И генеральное сражение было дано у Бородина. Наполеон привел под Москву 130 тыс. человек и 587 орудий. У Кутузова было 112 тыс. человек и 640 орудий. Каждая сторона потеряла более 50 тыс. человек. Остатки великих армий отошли на свои позиции. Никто не считал себя побежденным. Наполеон не сразу смог понять, что произошло. Уже в ссылке, на острове Святой Елены, он скажет: «Самое страшное из всех моих сражений – это то, которое я дал под Москвой. Французы в нем показали себя достойными одержать победу, а русские оказались достойными быть непобедимыми».
После Бородина
Вскоре после Бородина армия Наполеона вошла в Москву. Начались грабежи, в которых особенно отличались немцы, поляки и итальянцы. Пожар довершил дело. Армия объединенной Европы вынуждена была «повернуть оглобли» и двинулась к Калуге. Но Кутузов заставил противника отступать той же Смоленской дорогой, где его ждали села, разграбленные при наступлении, партизаны, вооруженные топорами и вилами, а еще «эскадроны гусар летучих», и казацкие отряды, в составе которых рядом с русскими сражались татары, башкиры, калмыки. Письма Наполеона к Александру I и Кутузову с предложениями мира оставались без ответа. Впереди победителей Европы ждали голод, холод, бегство императора, Березина...
Страдания отступающих войск подробно описаны в главе «Французы в России┘» вышеупомянутого сборника. Голод сводил людей с ума. Они дрались из-за куска хлеба. Сидящие у костра, не желая делиться теплом, отгоняли своих однополчан. Солдаты переставали подчиняться офицерам. Некоторые, надеясь найти спасение в плену, выходили с поднятыми руками навстречу казакам и крестьянам. Но те, отняв оружие и драгоценности, прогоняли их обратно┘
Так что «генералы Мороз и Понос» были для интервентов не случайными обстоятельствами и не стихийными бедствиями, а обычными, традиционными средствами ведения «скифской войны». Подвергшийся нападению вправе выбирать свое оружие, в том числе холод, голод и все с ними связанное.
Врагами вторгшихся в Россию войск объединенной Европы были также недомыслие Наполеона и его мания величия. Эта мания доводила Наполеона до того, что он объявлял своими личными врагами некоторых офицеров противника.
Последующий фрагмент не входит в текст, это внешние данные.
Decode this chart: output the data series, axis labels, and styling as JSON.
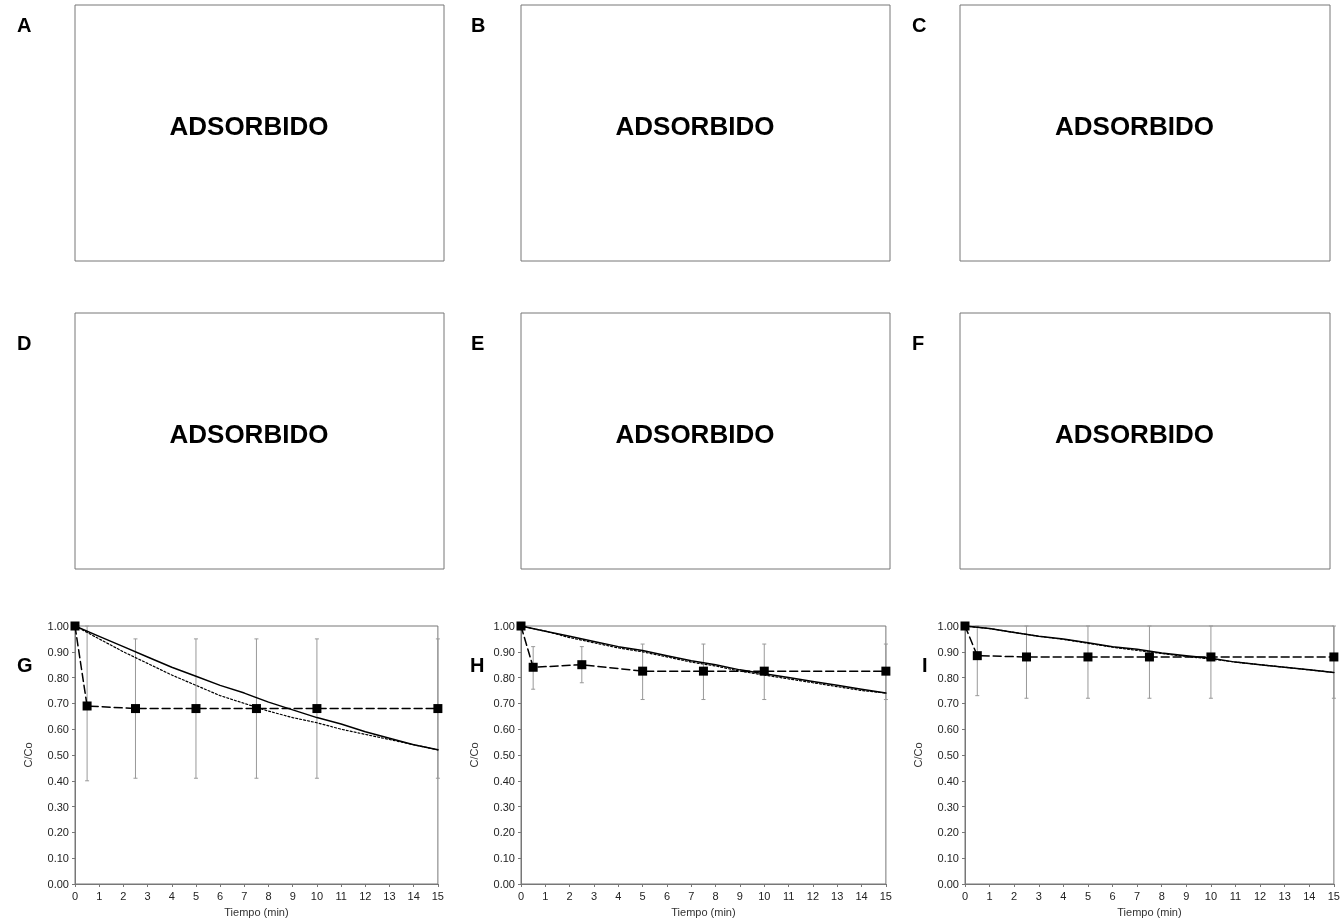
{
  "chart_data": [
    {
      "type": "other",
      "title": "A",
      "annotations": [
        "ADSORBIDO"
      ]
    },
    {
      "type": "other",
      "title": "B",
      "annotations": [
        "ADSORBIDO"
      ]
    },
    {
      "type": "other",
      "title": "C",
      "annotations": [
        "ADSORBIDO"
      ]
    },
    {
      "type": "other",
      "title": "D",
      "annotations": [
        "ADSORBIDO"
      ]
    },
    {
      "type": "other",
      "title": "E",
      "annotations": [
        "ADSORBIDO"
      ]
    },
    {
      "type": "other",
      "title": "F",
      "annotations": [
        "ADSORBIDO"
      ]
    },
    {
      "type": "line",
      "title": "G",
      "xlabel": "Tiempo (min)",
      "ylabel": "C/Co",
      "grid": false,
      "legend": false,
      "xlim": [
        0,
        15
      ],
      "xticks": [
        0,
        1,
        2,
        3,
        4,
        5,
        6,
        7,
        8,
        9,
        10,
        11,
        12,
        13,
        14,
        15
      ],
      "ylim": [
        0,
        1
      ],
      "yticks": [
        {
          "value": 0,
          "label": "0.00"
        },
        {
          "value": 0.1,
          "label": "0.10"
        },
        {
          "value": 0.2,
          "label": "0.20"
        },
        {
          "value": 0.3,
          "label": "0.30"
        },
        {
          "value": 0.4,
          "label": "0.40"
        },
        {
          "value": 0.5,
          "label": "0.50"
        },
        {
          "value": 0.6,
          "label": "0.60"
        },
        {
          "value": 0.7,
          "label": "0.70"
        },
        {
          "value": 0.8,
          "label": "0.80"
        },
        {
          "value": 0.9,
          "label": "0.90"
        },
        {
          "value": 1,
          "label": "1.00"
        }
      ],
      "series": [
        {
          "color": "#000000",
          "line_style": "dashed",
          "marker": "square",
          "x": [
            0,
            0.5,
            2.5,
            5,
            7.5,
            10,
            15
          ],
          "values": [
            1.0,
            0.69,
            0.68,
            0.68,
            0.68,
            0.68,
            0.68
          ],
          "errors": [
            null,
            [
              0.4,
              1.0
            ],
            [
              0.41,
              0.95
            ],
            [
              0.41,
              0.95
            ],
            [
              0.41,
              0.95
            ],
            [
              0.41,
              0.95
            ],
            [
              0.41,
              0.95
            ]
          ]
        },
        {
          "color": "#000000",
          "line_style": "solid",
          "marker": "none",
          "x": [
            0,
            1,
            2,
            3,
            4,
            5,
            6,
            7,
            8,
            9,
            10,
            11,
            12,
            13,
            14,
            15
          ],
          "values": [
            1.0,
            0.96,
            0.92,
            0.88,
            0.84,
            0.805,
            0.77,
            0.74,
            0.705,
            0.675,
            0.645,
            0.62,
            0.59,
            0.565,
            0.54,
            0.52
          ]
        },
        {
          "color": "#000000",
          "line_style": "dotted",
          "marker": "none",
          "x": [
            0,
            1,
            2,
            3,
            4,
            5,
            6,
            7,
            8,
            9,
            10,
            11,
            12,
            13,
            14,
            15
          ],
          "values": [
            1.0,
            0.95,
            0.9,
            0.855,
            0.81,
            0.77,
            0.73,
            0.7,
            0.67,
            0.645,
            0.625,
            0.6,
            0.58,
            0.56,
            0.54,
            0.52
          ]
        }
      ]
    },
    {
      "type": "line",
      "title": "H",
      "xlabel": "Tiempo (min)",
      "ylabel": "C/Co",
      "grid": false,
      "legend": false,
      "xlim": [
        0,
        15
      ],
      "xticks": [
        0,
        1,
        2,
        3,
        4,
        5,
        6,
        7,
        8,
        9,
        10,
        11,
        12,
        13,
        14,
        15
      ],
      "ylim": [
        0,
        1
      ],
      "yticks": [
        {
          "value": 0,
          "label": "0.00"
        },
        {
          "value": 0.1,
          "label": "0.10"
        },
        {
          "value": 0.2,
          "label": "0.20"
        },
        {
          "value": 0.3,
          "label": "0.30"
        },
        {
          "value": 0.4,
          "label": "0.40"
        },
        {
          "value": 0.5,
          "label": "0.50"
        },
        {
          "value": 0.6,
          "label": "0.60"
        },
        {
          "value": 0.7,
          "label": "0.70"
        },
        {
          "value": 0.8,
          "label": "0.80"
        },
        {
          "value": 0.9,
          "label": "0.90"
        },
        {
          "value": 1,
          "label": "1.00"
        }
      ],
      "series": [
        {
          "color": "#000000",
          "line_style": "dashed",
          "marker": "square",
          "x": [
            0,
            0.5,
            2.5,
            5,
            7.5,
            10,
            15
          ],
          "values": [
            1.0,
            0.84,
            0.85,
            0.825,
            0.825,
            0.825,
            0.825
          ],
          "errors": [
            null,
            [
              0.755,
              0.92
            ],
            [
              0.78,
              0.92
            ],
            [
              0.715,
              0.93
            ],
            [
              0.715,
              0.93
            ],
            [
              0.715,
              0.93
            ],
            [
              0.715,
              0.93
            ]
          ]
        },
        {
          "color": "#000000",
          "line_style": "solid",
          "marker": "none",
          "x": [
            0,
            1,
            2,
            3,
            4,
            5,
            6,
            7,
            8,
            9,
            10,
            11,
            12,
            13,
            14,
            15
          ],
          "values": [
            1.0,
            0.98,
            0.96,
            0.94,
            0.92,
            0.905,
            0.885,
            0.865,
            0.85,
            0.83,
            0.815,
            0.8,
            0.785,
            0.77,
            0.755,
            0.74
          ]
        },
        {
          "color": "#000000",
          "line_style": "dotted",
          "marker": "none",
          "x": [
            0,
            1,
            2,
            3,
            4,
            5,
            6,
            7,
            8,
            9,
            10,
            11,
            12,
            13,
            14,
            15
          ],
          "values": [
            1.0,
            0.98,
            0.955,
            0.935,
            0.915,
            0.9,
            0.88,
            0.86,
            0.845,
            0.825,
            0.81,
            0.795,
            0.78,
            0.765,
            0.75,
            0.74
          ]
        }
      ]
    },
    {
      "type": "line",
      "title": "I",
      "xlabel": "Tiempo (min)",
      "ylabel": "C/Co",
      "grid": false,
      "legend": false,
      "xlim": [
        0,
        15
      ],
      "xticks": [
        0,
        1,
        2,
        3,
        4,
        5,
        6,
        7,
        8,
        9,
        10,
        11,
        12,
        13,
        14,
        15
      ],
      "ylim": [
        0,
        1
      ],
      "yticks": [
        {
          "value": 0,
          "label": "0.00"
        },
        {
          "value": 0.1,
          "label": "0.10"
        },
        {
          "value": 0.2,
          "label": "0.20"
        },
        {
          "value": 0.3,
          "label": "0.30"
        },
        {
          "value": 0.4,
          "label": "0.40"
        },
        {
          "value": 0.5,
          "label": "0.50"
        },
        {
          "value": 0.6,
          "label": "0.60"
        },
        {
          "value": 0.7,
          "label": "0.70"
        },
        {
          "value": 0.8,
          "label": "0.80"
        },
        {
          "value": 0.9,
          "label": "0.90"
        },
        {
          "value": 1,
          "label": "1.00"
        }
      ],
      "series": [
        {
          "color": "#000000",
          "line_style": "dashed",
          "marker": "square",
          "x": [
            0,
            0.5,
            2.5,
            5,
            7.5,
            10,
            15
          ],
          "values": [
            1.0,
            0.885,
            0.88,
            0.88,
            0.88,
            0.88,
            0.88
          ],
          "errors": [
            null,
            [
              0.73,
              1.0
            ],
            [
              0.72,
              1.0
            ],
            [
              0.72,
              1.0
            ],
            [
              0.72,
              1.0
            ],
            [
              0.72,
              1.0
            ],
            [
              0.72,
              1.0
            ]
          ]
        },
        {
          "color": "#000000",
          "line_style": "solid",
          "marker": "none",
          "x": [
            0,
            1,
            2,
            3,
            4,
            5,
            6,
            7,
            8,
            9,
            10,
            11,
            12,
            13,
            14,
            15
          ],
          "values": [
            1.0,
            0.99,
            0.975,
            0.96,
            0.95,
            0.935,
            0.92,
            0.91,
            0.895,
            0.885,
            0.875,
            0.86,
            0.85,
            0.84,
            0.83,
            0.82
          ]
        },
        {
          "color": "#000000",
          "line_style": "dotted",
          "marker": "none",
          "x": [
            0,
            1,
            2,
            3,
            4,
            5,
            6,
            7,
            8,
            9,
            10,
            11,
            12,
            13,
            14,
            15
          ],
          "values": [
            1.0,
            0.99,
            0.975,
            0.96,
            0.948,
            0.933,
            0.918,
            0.905,
            0.893,
            0.882,
            0.872,
            0.86,
            0.85,
            0.84,
            0.83,
            0.82
          ]
        }
      ]
    }
  ]
}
Так, он с первой встречи (в Тильзите, при заключении мира в 1807 году) возненавидел Дениса Давыдова: как же, отважный гусар не опустил глаза под грозным взглядом Бонапарта и даже, хотя был ненамного выше ростом, смотрел на него свысока. А в 1812 году, при отступлении, Наполеон чудом избежал пленения партизанами Давыдова. Узнав ненавистного гусара, он послал двухтысячный отряд с приказом – найти его и расстрелять. У Давыдова людей было около тысячи, но они смогли окружить французов и взять в плен весь отряд.
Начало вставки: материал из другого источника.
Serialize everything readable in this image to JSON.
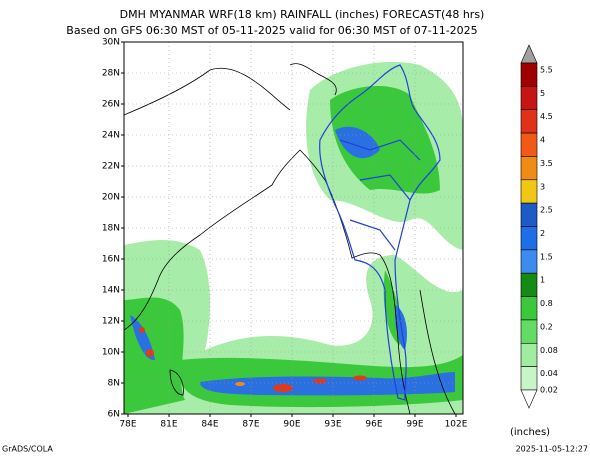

Военные историки долго будут изучать кампанию 1812 года. А «дедушка» Крылов, не мудрствуя лукаво, напишет в басне «Ворона и Курица»: «Когда Смоленский князь, противу дерзости искусством вооружась, вандалам новым сеть поставил и на погибель им Москву оставил...»
В этом вся суть: против дерзости – искусством! Древним, проверенным тысячелетиями военным искусством скифов – хозяев бескрайных степей Евразии.